Il nodo scorsoio delle sanzioni USA (OFAC)

La situazione è precipitata tecnicamente, non solo politicamente. Dopo che l’ultima deroga statunitense è scaduta l’8 ottobre, le banche hanno smesso di processare i pagamenti di NIS e, come colpo di grazia, l’oleodotto croato JANAF ha interrotto le consegne di greggio alla raffineria. JANAF è l’arteria vitale della Serbia, avendo trasportato greggio russo e kazako negli ultimi tre anni.

Oleodotto JANAF

La scorsa settimana, l’OFAC (Office of Foreign Assets Control del Tesoro USA) ha concesso una licenza a NIS valida fino al 13 febbraio 2026. Una buona notizia? Solo in apparenza. Questa licenza non è un “liberi tutti”, ma autorizza specificamente le negoziazioni tra azionisti e parti interessate per modificare la struttura proprietaria di NIS. In parole povere: gli americani hanno dato tempo ai russi per vendere e ai serbi per trovare un nuovo partner, non per continuare a fare business come se nulla fosse.

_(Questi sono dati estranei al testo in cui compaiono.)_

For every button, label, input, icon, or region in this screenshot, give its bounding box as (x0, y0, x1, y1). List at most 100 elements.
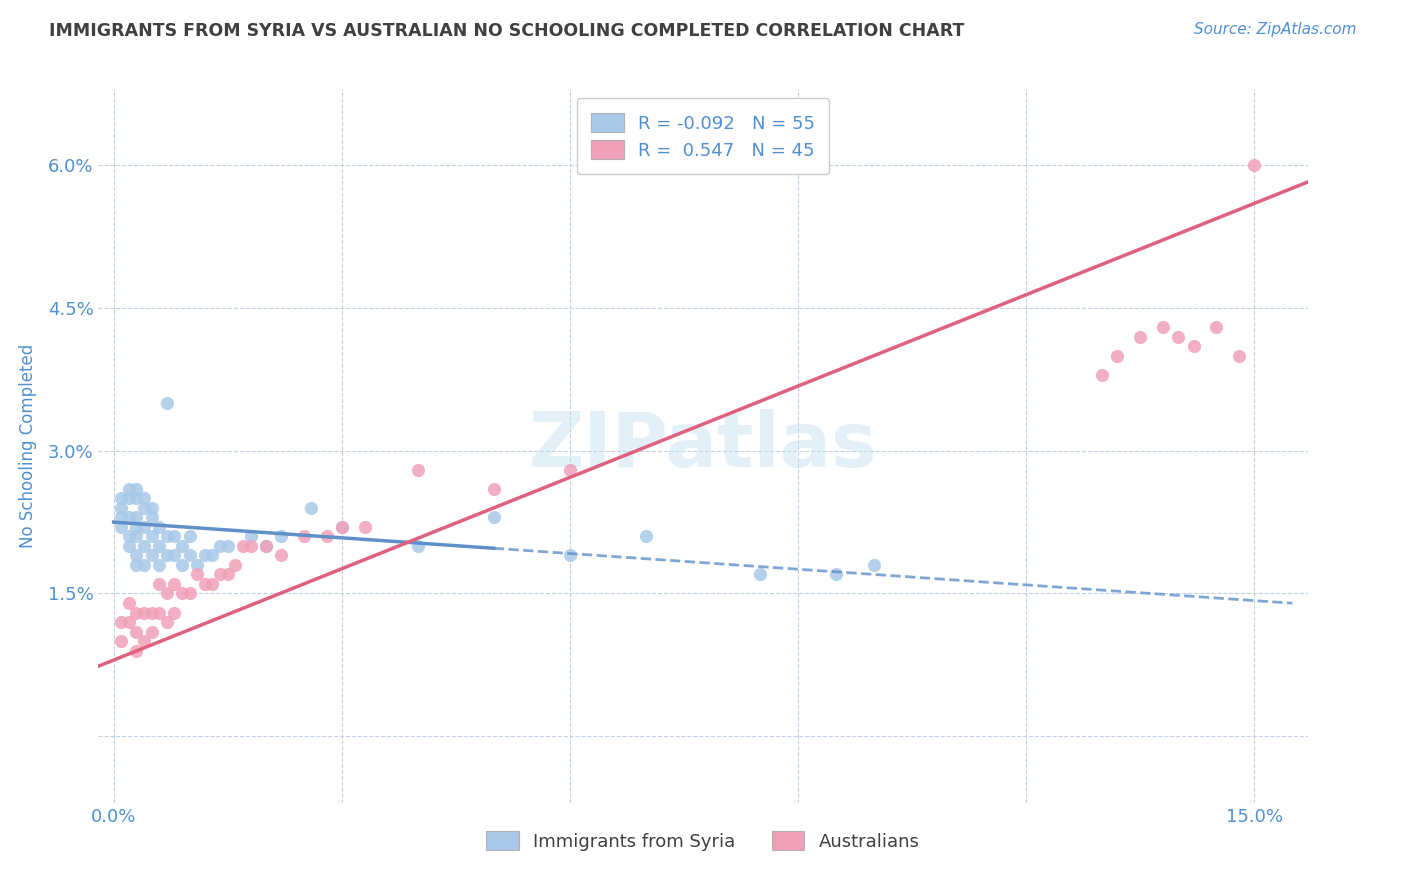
Point (1243, 158, 1265, 172)
Point (125, 520, 148, 534)
Point (224, 558, 246, 572)
Point (125, 549, 148, 563)
Point (156, 549, 179, 563)
Point (825, 567, 848, 582)
Text: Source: ZipAtlas.com: Source: ZipAtlas.com (1194, 22, 1357, 37)
Point (156, 529, 179, 543)
Text: ZIPatlas: ZIPatlas (529, 409, 877, 483)
Point (125, 510, 148, 524)
Point (270, 549, 292, 563)
Point (148, 520, 170, 534)
Point (353, 520, 375, 534)
Legend: Immigrants from Syria, Australians: Immigrants from Syria, Australians (472, 816, 934, 865)
Point (482, 482, 505, 496)
Point (148, 606, 170, 620)
Point (1152, 320, 1174, 334)
Point (270, 529, 292, 543)
Point (125, 643, 148, 657)
Point (239, 539, 262, 553)
Point (170, 539, 193, 553)
Point (217, 567, 239, 582)
Point (118, 491, 141, 506)
Point (1227, 349, 1250, 363)
Point (141, 624, 163, 639)
Point (170, 558, 193, 572)
Point (239, 529, 262, 543)
Point (141, 529, 163, 543)
Point (141, 606, 163, 620)
Point (186, 567, 208, 582)
Point (194, 577, 217, 591)
Point (163, 577, 186, 591)
Point (110, 634, 132, 648)
Point (558, 463, 581, 477)
Point (125, 491, 148, 506)
Point (132, 539, 155, 553)
Point (125, 529, 148, 543)
Point (163, 549, 186, 563)
Point (186, 558, 208, 572)
Point (118, 615, 141, 629)
Text: IMMIGRANTS FROM SYRIA VS AUSTRALIAN NO SCHOOLING COMPLETED CORRELATION CHART: IMMIGRANTS FROM SYRIA VS AUSTRALIAN NO S… (49, 22, 965, 40)
Point (148, 577, 170, 591)
Point (634, 529, 657, 543)
Point (406, 539, 429, 553)
Point (163, 606, 186, 620)
Point (125, 624, 148, 639)
Point (1091, 368, 1114, 382)
Point (156, 615, 179, 629)
Point (209, 567, 232, 582)
Point (330, 520, 353, 534)
Point (110, 520, 132, 534)
Point (118, 596, 141, 610)
Point (163, 529, 186, 543)
Point (217, 539, 239, 553)
Point (209, 539, 232, 553)
Point (201, 549, 224, 563)
Point (141, 549, 163, 563)
Point (132, 500, 155, 515)
Point (110, 500, 132, 515)
Point (110, 510, 132, 524)
Point (254, 539, 277, 553)
Point (1182, 339, 1205, 353)
Point (118, 482, 141, 496)
Y-axis label: No Schooling Completed: No Schooling Completed (18, 344, 37, 548)
Point (482, 510, 505, 524)
Point (315, 529, 337, 543)
Point (170, 586, 193, 600)
Point (201, 577, 224, 591)
Point (132, 558, 155, 572)
Point (292, 529, 315, 543)
Point (179, 586, 201, 600)
Point (232, 539, 254, 553)
Point (118, 510, 141, 524)
Point (132, 634, 155, 648)
Point (179, 549, 201, 563)
Point (863, 558, 886, 572)
Point (749, 567, 772, 582)
Point (125, 558, 148, 572)
Point (558, 549, 581, 563)
Point (148, 539, 170, 553)
Point (330, 520, 353, 534)
Point (1205, 320, 1227, 334)
Point (148, 558, 170, 572)
Point (299, 500, 322, 515)
Point (156, 396, 179, 410)
Point (125, 606, 148, 620)
Point (179, 529, 201, 543)
Point (1107, 349, 1129, 363)
Point (118, 529, 141, 543)
Point (132, 520, 155, 534)
Point (118, 539, 141, 553)
Point (141, 510, 163, 524)
Point (194, 549, 217, 563)
Point (141, 500, 163, 515)
Point (110, 615, 132, 629)
Point (254, 539, 277, 553)
Point (132, 606, 155, 620)
Point (156, 586, 179, 600)
Point (110, 491, 132, 506)
Point (1167, 329, 1189, 343)
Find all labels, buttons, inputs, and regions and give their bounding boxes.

I numeri della crisi e l’intervento statale

Mentre la diplomazia cerca una via d’uscita, l’economia reale deve fare i conti con le scorte fisiche. Il Ministro Djedovic Handanovic è stato chiaro: senza nuovo greggio, la NIS non potrebbe operare oltre il 25 novembre. Per evitare il collasso, lo Stato ha dovuto mettere mano al portafoglio e alle riserve strategiche.

Ecco la situazione attuale delle scorte rivelata domenica:

  • Riserve attuali in raffineria:

    • 53.648 tonnellate di benzina.

    • 89.825 tonnellate di diesel.

  • Intervento Statale (Importazioni approvate per le riserve):

    • 66.000 tonnellate di diesel.

    • 38.000 tonnellate di benzina.

Uno sguardo al futuro: MOL o Pace?

La Serbia si trova ora di fronte a un bivio temporale. Deve risolvere l’imbarazzante (per l’Occidente) partecipazione russa nella NIS prima che i serbatoi si prosciughino definitivamente, oppure deve sperare in un’accelerazione improvvisa delle trattative di pace tra Occidente e Russia e la fine delle sanzioni.

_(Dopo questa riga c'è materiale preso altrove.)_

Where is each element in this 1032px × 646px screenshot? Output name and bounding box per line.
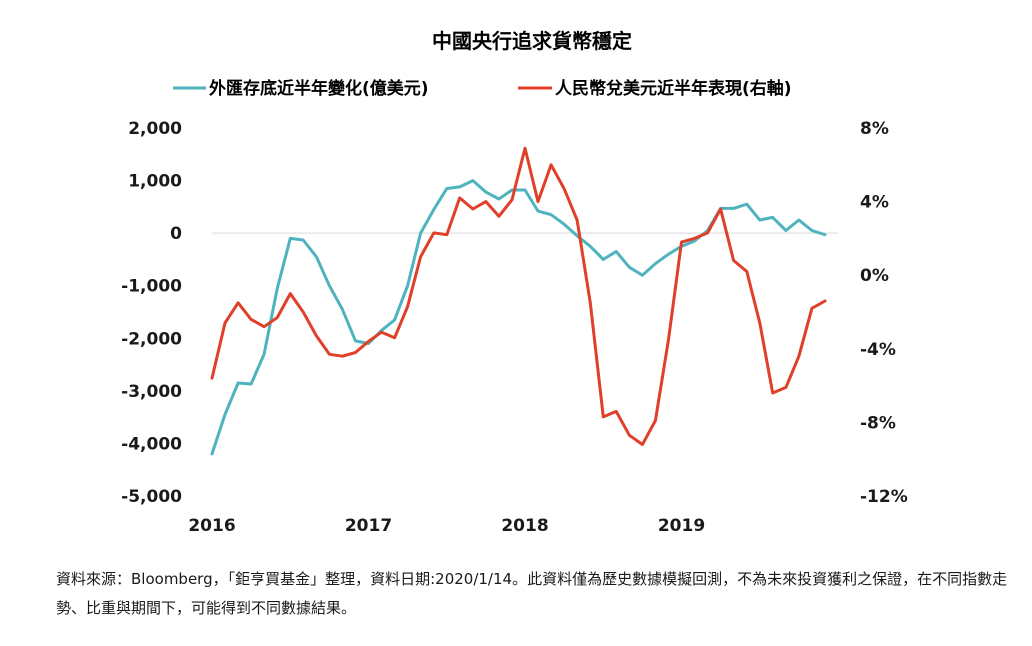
y-right-tick-label: -4%	[860, 340, 896, 360]
y-left-tick-label: 2,000	[128, 119, 182, 139]
series-line-rmb	[210, 146, 827, 446]
y-left-tick-label: 0	[170, 224, 182, 244]
chart-title: 中國央行追求貨幣穩定	[432, 29, 632, 53]
x-tick-label: 2016	[188, 516, 235, 536]
source-note: 資料來源：Bloomberg，「鉅亨買基金」整理，資料日期:2020/1/14。…	[56, 570, 1008, 617]
legend-label-fx-reserves: 外匯存底近半年變化(億美元)	[209, 78, 429, 99]
y-left-tick-label: 1,000	[128, 172, 182, 192]
x-tick-label: 2019	[658, 516, 705, 536]
y-left-tick-label: -3,000	[121, 382, 182, 402]
y-right-tick-label: 4%	[860, 193, 889, 213]
y-left-tick-label: -1,000	[121, 277, 182, 297]
legend: 外匯存底近半年變化(億美元) 人民幣兌美元近半年表現(右軸)	[173, 78, 792, 99]
x-tick-label: 2018	[501, 516, 548, 536]
series-line-fx-reserves	[210, 179, 827, 456]
y-left-tick-label: -2,000	[121, 329, 182, 349]
y-left-tick-label: -4,000	[121, 434, 182, 454]
y-right-tick-label: -12%	[860, 487, 908, 507]
y-right-tick-label: -8%	[860, 413, 896, 433]
y-right-tick-label: 0%	[860, 266, 889, 286]
axes: 2,000 1,000 0 -1,000 -2,000 -3,000 -4,000 -5,00…	[121, 119, 908, 536]
line-chart: 中國央行追求貨幣穩定 外匯存底近半年變化(億美元) 人民幣兌美元近半年表現(右軸…	[121, 29, 908, 536]
y-left-tick-label: -5,000	[121, 487, 182, 507]
legend-label-rmb: 人民幣兌美元近半年表現(右軸)	[555, 78, 792, 99]
x-tick-label: 2017	[345, 516, 392, 536]
series-lines	[210, 146, 827, 456]
y-right-tick-label: 8%	[860, 119, 889, 139]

Voci di corridoio sempre più insistenti suggeriscono una terza via, molto pragmatica: l‘ungherese MOL sarebbe vicina all’acquisto di una quota di minoranza dai proprietari russi. Sarebbe una soluzione “mitteleuropea” che potrebbe placare Washington e mantenere operativo l’impianto. Per ora, la rassicurazione governativa regge. Ma la domanda che ogni analista attento si pone è: quanto può durare l’equilibrio tra riserve fisiche in calo e pressione diplomatica in aumento?

Domande e risposte

Perché la raffineria NIS è a rischio chiusura nonostante le rassicurazioni? Il problema non è la mancanza immediata di prodotto, ma la struttura proprietaria. Essendo la NIS controllata a maggioranza dalla russa Gazprom Neft, è soggetta alle sanzioni occidentali. Questo ha portato al blocco dei pagamenti bancari e, fattore critico, all’interruzione delle forniture di greggio tramite l’oleodotto croato JANAF. Senza greggio in entrata, la raffineria non può produrre, costringendo il Paese a vivere di scorte.

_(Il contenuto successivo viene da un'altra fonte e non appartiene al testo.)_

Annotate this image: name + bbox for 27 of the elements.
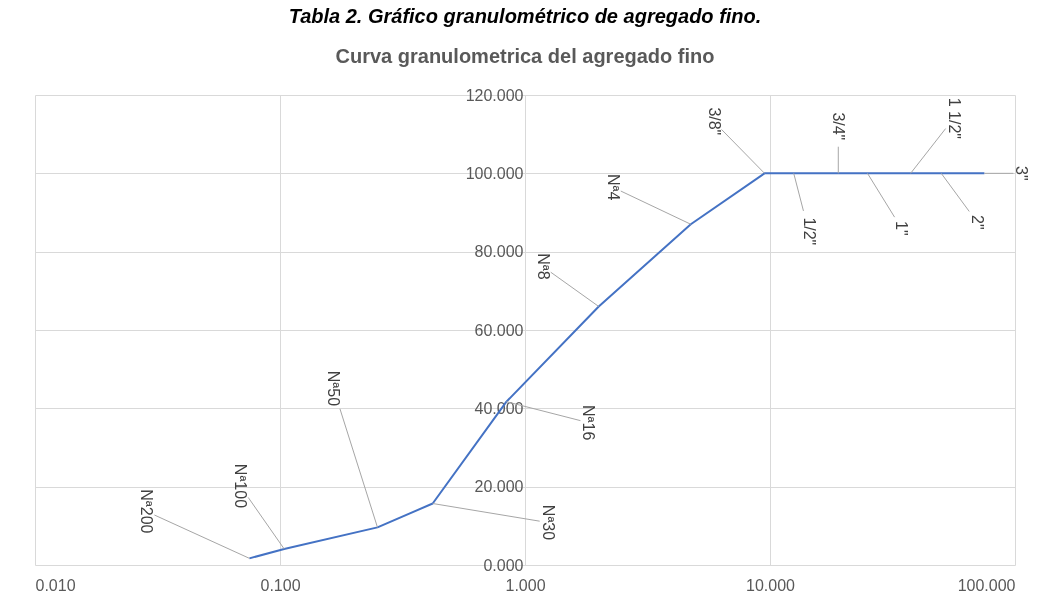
- text: Tabla 2. Gráfico granulométrico de agregado fino.: [288, 5, 762, 27]
- annotation: Nª16: [580, 405, 598, 441]
- y-tick-label: 20.000: [474, 478, 524, 496]
- x-tick-label: 0.010: [35, 576, 76, 594]
- annotation: 2": [969, 215, 987, 230]
- y-tick-label: 0.000: [483, 556, 524, 574]
- annotation: 1 1/2": [945, 97, 963, 139]
- annotation: 3/8": [705, 107, 723, 136]
- x-tick-label: 0.100: [260, 576, 301, 594]
- annotation: Nª8: [534, 253, 552, 280]
- y-tick-label: 100.000: [465, 164, 524, 182]
- y-tick-label: 60.000: [474, 321, 524, 339]
- annotation: Nª50: [325, 370, 343, 407]
- y-tick-label: 80.000: [474, 243, 524, 261]
- annotation: Nª100: [232, 463, 250, 509]
- annotation: 1": [893, 221, 911, 236]
- annotation: 3": [1013, 166, 1031, 181]
- annotation: Nª30: [539, 504, 557, 541]
- annotation: Nª4: [604, 174, 622, 201]
- y-tick-label: 120.000: [465, 86, 524, 104]
- annotation: Nª200: [138, 489, 156, 534]
- x-tick-label: 100.000: [957, 576, 1016, 594]
- chart-title: Curva granulometrica del agregado fino: [335, 45, 715, 67]
- x-tick-label: 1.000: [505, 576, 546, 594]
- x-tick-label: 10.000: [746, 576, 796, 594]
- annotation: 3/4": [830, 112, 848, 141]
- annotation: 1/2": [800, 217, 818, 246]
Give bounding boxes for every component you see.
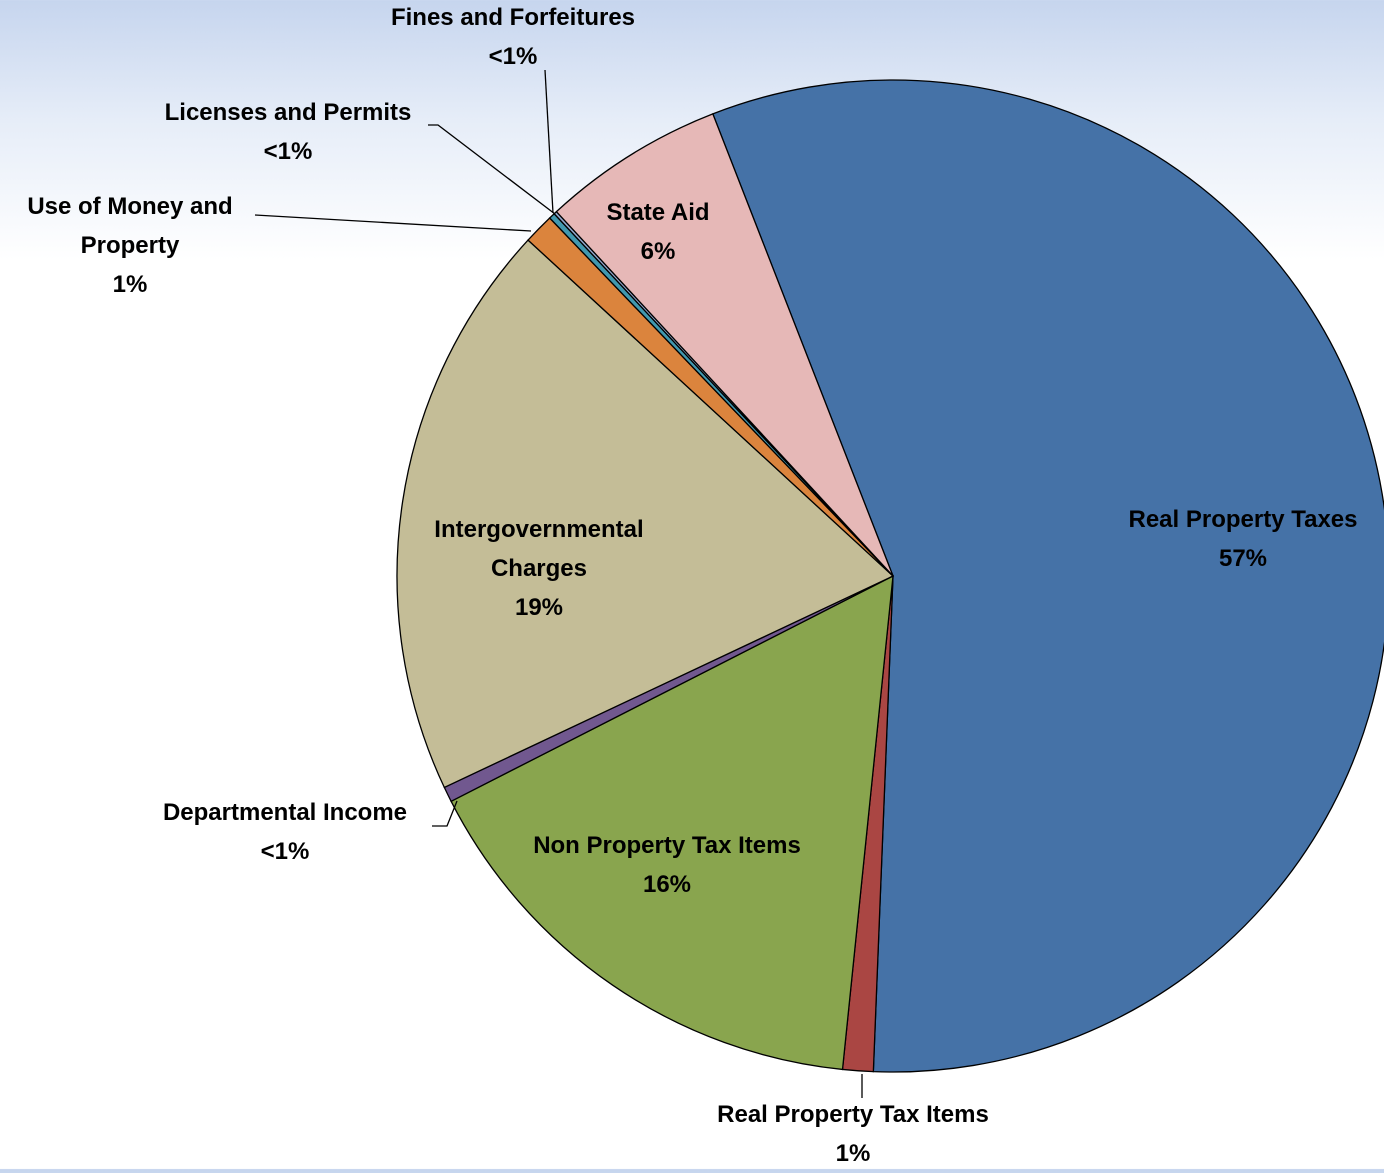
slice-value-label: 16% <box>642 871 692 898</box>
leader-line <box>428 124 556 215</box>
slice-name: State Aid <box>606 199 710 226</box>
leader-lines <box>254 69 863 1098</box>
slice-name: Non Property Tax Items <box>533 832 801 859</box>
leader-line <box>254 214 532 232</box>
slice-name: Licenses and Permits <box>164 99 412 126</box>
slice-value-label: <1% <box>263 138 313 165</box>
leader-line <box>432 800 458 827</box>
slice-value-label: 19% <box>514 594 564 621</box>
pie-slice <box>450 574 894 1071</box>
slice-value-label: 57% <box>1218 545 1268 572</box>
slice-value-label: <1% <box>260 838 310 865</box>
slices <box>396 79 1384 1073</box>
slice-name: Fines and Forfeitures <box>390 4 636 31</box>
slice-name: Departmental Income <box>162 799 408 826</box>
slice-name: Intergovernmental Charges <box>434 516 644 582</box>
pie-slice <box>396 239 895 789</box>
pie-slice <box>711 79 1384 1073</box>
slice-value-label: 1% <box>835 1140 871 1167</box>
pie-slice <box>555 113 894 577</box>
slice-value-label: 1% <box>112 271 148 298</box>
slice-value-label: <1% <box>488 43 538 70</box>
leader-line <box>544 69 554 214</box>
slice-name: Real Property Taxes <box>1128 506 1358 533</box>
slice-name: Real Property Tax Items <box>717 1101 989 1128</box>
slice-value-label: 6% <box>640 238 676 265</box>
slice-name: Use of Money and Property <box>27 193 233 259</box>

La licenza USA fino al 2026 risolve il problema operativo? Non direttamente. La licenza concessa dall’OFAC non è un permesso per operare normalmente indefinitamente, ma serve principalmente a permettere le transazioni necessarie per negoziare un cambio di proprietà. Gli Stati Uniti stanno sostanzialmente dando tempo a NIS di “de-russificare” il proprio azionariato (vendendo le quote di Gazprom), non di continuare a finanziare Mosca tramite i profitti energetici.

Chi potrebbe subentrare a Gazprom nella gestione della raffineria serba? Le indiscrezioni più accreditate puntano verso l’Ungheria. Il gruppo petrolifero MOL sarebbe in trattativa per acquisire una quota dai russi. Questa mossa avrebbe senso geopolitico ed economico, mantenendo l’asset in una sfera “amica” ma tecnicamente conforme alle richieste occidentali, permettendo così la riapertura dei rubinetti dell’oleodotto JANAF e la normalizzazione finanziaria.